De bleekgele hennepnetel kwam voor op winterroggeakkers. Tegenwoordig groeit hij nog wel in open weg- en spoorbermen op de kalkarme pleistocene zandgronden, het meest nog in Noord-Brabant. De sterke achteruitgang heeft, net als van andere rogge akkerplanten, vooral ook als oorzaak dat er vrijwel geen rogge meer wordt verbouwd. De bleekgele onderscheidt zich van andere hennepnetels door de geelwitte lipbloemen met een grote citroengele vlek op de onderlip. Hennepnetels lijken op dovenetels.

Eironde leeuwenbek en spiesleeuwenbek beleefden hun glorietijd als het graan gemaaid was, in de stoppelvelden. Daarom heten ze tegenwoordig stoppelleeuwenbekken, al groeien ze ook op aardappel- en bietenakkers. Omdat ze pas laat in bloei komen, is zaaizaadschoning niet de oorzaak van hun achteruitgang. Eerder lijken chemische onkruidbestrijding en omzetting van akkers in grasland de reden waarom ze allebei inmiddels zo zeldzaam zijn geworden dat ze op de rode lijst van bedreigde plantensoorten staan. Het zijn allebei kruipende planten met kleine leeuwenbekbloemen, met paarsbruine bovenlip en gele onderlip. De spiesleeuwenbek, van de eironde te onderscheiden door zijn spiesvormige bladeren, kom je nog wel eens tegen langs spoorwegen in het rivierengebied.

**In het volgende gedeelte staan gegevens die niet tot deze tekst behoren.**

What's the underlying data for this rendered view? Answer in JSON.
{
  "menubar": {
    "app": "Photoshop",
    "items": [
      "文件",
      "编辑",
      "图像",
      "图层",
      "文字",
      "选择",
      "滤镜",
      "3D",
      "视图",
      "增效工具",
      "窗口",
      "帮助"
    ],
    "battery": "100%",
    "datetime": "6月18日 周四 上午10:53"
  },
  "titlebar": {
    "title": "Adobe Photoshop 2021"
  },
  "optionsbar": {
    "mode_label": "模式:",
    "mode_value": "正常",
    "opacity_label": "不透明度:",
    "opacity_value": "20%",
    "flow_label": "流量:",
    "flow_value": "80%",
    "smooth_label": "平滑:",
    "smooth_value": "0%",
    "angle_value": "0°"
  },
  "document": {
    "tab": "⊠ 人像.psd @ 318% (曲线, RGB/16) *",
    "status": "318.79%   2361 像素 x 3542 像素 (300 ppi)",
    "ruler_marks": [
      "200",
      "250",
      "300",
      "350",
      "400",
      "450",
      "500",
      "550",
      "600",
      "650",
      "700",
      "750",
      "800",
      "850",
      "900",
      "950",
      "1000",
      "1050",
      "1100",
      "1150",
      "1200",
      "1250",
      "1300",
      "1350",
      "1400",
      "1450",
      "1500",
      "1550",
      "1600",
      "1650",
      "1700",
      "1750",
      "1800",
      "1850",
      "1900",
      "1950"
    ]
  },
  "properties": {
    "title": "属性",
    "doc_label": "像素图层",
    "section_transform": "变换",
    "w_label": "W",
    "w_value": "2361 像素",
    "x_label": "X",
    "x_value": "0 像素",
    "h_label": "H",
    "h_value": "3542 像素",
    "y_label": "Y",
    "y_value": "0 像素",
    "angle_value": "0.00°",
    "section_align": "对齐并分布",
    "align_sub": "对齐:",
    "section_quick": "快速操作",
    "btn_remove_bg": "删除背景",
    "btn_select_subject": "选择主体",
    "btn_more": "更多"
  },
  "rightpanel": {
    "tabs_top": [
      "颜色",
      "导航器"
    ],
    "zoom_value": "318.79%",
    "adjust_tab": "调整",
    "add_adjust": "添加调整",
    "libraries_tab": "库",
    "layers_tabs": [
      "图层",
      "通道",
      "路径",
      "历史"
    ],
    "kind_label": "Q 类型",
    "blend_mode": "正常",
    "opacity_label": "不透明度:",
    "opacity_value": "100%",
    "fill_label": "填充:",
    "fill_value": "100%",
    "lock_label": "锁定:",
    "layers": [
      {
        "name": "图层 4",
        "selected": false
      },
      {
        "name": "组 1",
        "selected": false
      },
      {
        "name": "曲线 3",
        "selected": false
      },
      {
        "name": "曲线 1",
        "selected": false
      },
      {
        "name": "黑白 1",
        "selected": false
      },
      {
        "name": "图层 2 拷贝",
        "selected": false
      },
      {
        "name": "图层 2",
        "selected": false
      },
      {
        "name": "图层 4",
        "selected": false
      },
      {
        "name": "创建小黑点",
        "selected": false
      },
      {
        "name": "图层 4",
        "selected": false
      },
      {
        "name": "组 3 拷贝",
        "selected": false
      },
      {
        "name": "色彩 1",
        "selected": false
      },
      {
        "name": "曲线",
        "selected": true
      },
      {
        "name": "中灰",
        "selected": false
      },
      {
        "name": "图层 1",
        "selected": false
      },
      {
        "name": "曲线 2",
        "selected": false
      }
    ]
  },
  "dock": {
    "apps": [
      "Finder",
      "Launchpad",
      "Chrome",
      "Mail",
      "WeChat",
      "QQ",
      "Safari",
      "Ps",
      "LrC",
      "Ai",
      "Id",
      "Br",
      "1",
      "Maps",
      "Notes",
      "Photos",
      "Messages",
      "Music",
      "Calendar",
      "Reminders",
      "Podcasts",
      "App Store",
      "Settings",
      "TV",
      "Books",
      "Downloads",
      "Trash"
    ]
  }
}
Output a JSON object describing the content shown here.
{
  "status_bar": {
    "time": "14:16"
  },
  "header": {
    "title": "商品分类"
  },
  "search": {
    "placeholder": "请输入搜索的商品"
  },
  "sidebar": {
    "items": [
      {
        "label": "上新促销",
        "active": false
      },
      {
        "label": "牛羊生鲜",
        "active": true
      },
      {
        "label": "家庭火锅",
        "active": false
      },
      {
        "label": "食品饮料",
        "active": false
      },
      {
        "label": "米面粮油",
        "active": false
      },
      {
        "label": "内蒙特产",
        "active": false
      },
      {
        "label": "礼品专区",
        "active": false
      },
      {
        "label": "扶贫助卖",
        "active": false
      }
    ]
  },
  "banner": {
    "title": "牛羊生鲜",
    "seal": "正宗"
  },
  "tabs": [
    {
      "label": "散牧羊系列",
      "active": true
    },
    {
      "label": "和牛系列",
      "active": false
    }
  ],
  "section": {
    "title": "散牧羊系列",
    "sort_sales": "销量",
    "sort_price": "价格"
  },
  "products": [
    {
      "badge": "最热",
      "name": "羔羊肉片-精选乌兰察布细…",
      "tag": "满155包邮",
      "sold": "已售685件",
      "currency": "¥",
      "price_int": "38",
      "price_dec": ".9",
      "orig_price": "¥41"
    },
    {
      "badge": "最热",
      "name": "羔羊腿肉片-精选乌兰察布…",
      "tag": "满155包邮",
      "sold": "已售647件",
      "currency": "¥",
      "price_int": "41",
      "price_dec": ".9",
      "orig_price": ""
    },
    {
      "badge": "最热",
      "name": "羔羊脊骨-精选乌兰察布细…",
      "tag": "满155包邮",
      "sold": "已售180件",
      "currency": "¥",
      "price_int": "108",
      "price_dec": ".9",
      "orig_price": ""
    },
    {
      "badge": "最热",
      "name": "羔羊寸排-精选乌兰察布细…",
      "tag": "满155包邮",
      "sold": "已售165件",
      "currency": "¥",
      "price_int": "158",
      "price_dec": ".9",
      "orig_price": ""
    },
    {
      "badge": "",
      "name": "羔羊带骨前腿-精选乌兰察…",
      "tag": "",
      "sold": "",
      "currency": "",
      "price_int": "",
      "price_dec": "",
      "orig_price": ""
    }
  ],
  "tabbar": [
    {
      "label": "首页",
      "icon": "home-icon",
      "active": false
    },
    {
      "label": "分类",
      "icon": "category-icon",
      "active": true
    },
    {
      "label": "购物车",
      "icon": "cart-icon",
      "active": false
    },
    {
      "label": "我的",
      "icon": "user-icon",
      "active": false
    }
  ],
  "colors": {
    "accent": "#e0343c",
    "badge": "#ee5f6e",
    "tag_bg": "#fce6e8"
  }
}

Dat kan je ook gebeuren met de helder rozerode akkerleeuwenbek (Misopates orontium). Vroeger kwam deze rodelijstsoort voor op lemig zandige hakvruchtakkers. Dit fraaie plantje is nog wel te vinden in Zuid-Nederland. Dat spies-, eironde en akkerleeuwenbek zo zeldzaam zijn, ligt niet alleen aan moderne akkerbouwmethoden. In ons land zitten zij aan de rand van hun verspreidingsgebied. Daar zijn planten- en diersoorten altijd kwetsbaar en verdwijnen ze al bij een geringe aanleiding.
De gele ganzebloem (Glebionis segetum valt op door zijn grote composietbloemen en blauwgroene blad. In Noord-Brabant en Limburg en merkwaardig genoeg ook op Terschelling vind je nog ganzebloemen op kalk arme, maar voedselrijke zandige akkers.
Het akkerviooltje is veel forser dan het verwante driekleurige viooltje, maar het heeft kleinere roomwitte, vaak wat violet aangelopen bloemen met een gele keel en een honingmerk van zwarte streepjes. Het is een van de weinige nog gewone akkerplanten, maar uit de velden verbannen naar de wegkant.

De bolderik (Agrostemma githago) is vrijwel uit graanakkers verdwenen door zaaizaadzuivering en het gebruik van onkruidbestrijdingsmiddelen. De zwarte bittere zaden werden nogal eens met de rogge meegemalen en in het brood meegebakken. Als je dat brood at, kreeg je een acute vergiftiging. Een paar gram van het zaad verwekt al irritaties van de maag- en darmslijmvliezen. Hogere doses kunnen inwendige organen ernstig beschadigen.
Van dit akkeronkruid is bewezen dat het al in de Romeinse tijd in graanvelden voorkwam: zaden werden in de Romeinse nederzetting in Valkenburg (Zuid-Holland) tussen resten van graan aangetroffen.
De lichtrode bloemen met ver buiten de kroon uitstekende smalle spitse kelkbladeren zijn nog steeds te zien in wegbermen in de randstad, waar bolderik opzettelijk wordt uitgezaaid.